How does importing a module in another file in a Databricks Repos work?

2.2k Views Asked by At

I am using databricks repos

I have two files, My function in a file called func.py in another folder called folder1

def lower_events(df):

 return df.withColumn("event",f.lower(f.col("event")))

My main notebook in which I am calling the lower_events

import pyspark.sql.functions as f
from pyspark.sql.functions import udf, col, lower
import sys
 
sys.path.append("..")
from folder1 import func
 
df_clean = func.lower_events(df)

This returns an error

NameError: name 'f' is not defined

But this is working

def lower_events(df):

 import pyspark.sql.functions as f
 from pyspark.sql.functions import col, when

 return df.withColumn("event",f.lower(f.col("event")))
1

There are 1 best solutions below

0
On BEST ANSWER

The error is correct as each individual Python module has its own imports and doesn't refer to the imports done in the main module or other modules (see Python docs for more details).

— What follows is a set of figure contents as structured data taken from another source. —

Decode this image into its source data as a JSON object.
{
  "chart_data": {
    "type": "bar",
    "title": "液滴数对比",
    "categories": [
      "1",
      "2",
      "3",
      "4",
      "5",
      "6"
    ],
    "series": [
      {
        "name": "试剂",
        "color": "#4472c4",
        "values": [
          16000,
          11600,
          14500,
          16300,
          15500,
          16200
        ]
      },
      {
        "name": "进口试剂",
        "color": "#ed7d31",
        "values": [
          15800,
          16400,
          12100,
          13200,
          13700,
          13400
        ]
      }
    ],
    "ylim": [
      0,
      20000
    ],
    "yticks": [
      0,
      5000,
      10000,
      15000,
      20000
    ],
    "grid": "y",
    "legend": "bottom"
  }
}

So your func.py should contain imports somewhere - not necessary in the function itself, it could be in the top-level of the file:

import pyspark.sql.functions as f
from pyspark.sql.functions import col, when

def lower_events(df):
 return df.withColumn("event",f.lower(f.col("event")))

P.S. You also may not need sys.path.append("..") - Databricks Repos will automatically add root of the repository to the sys.path.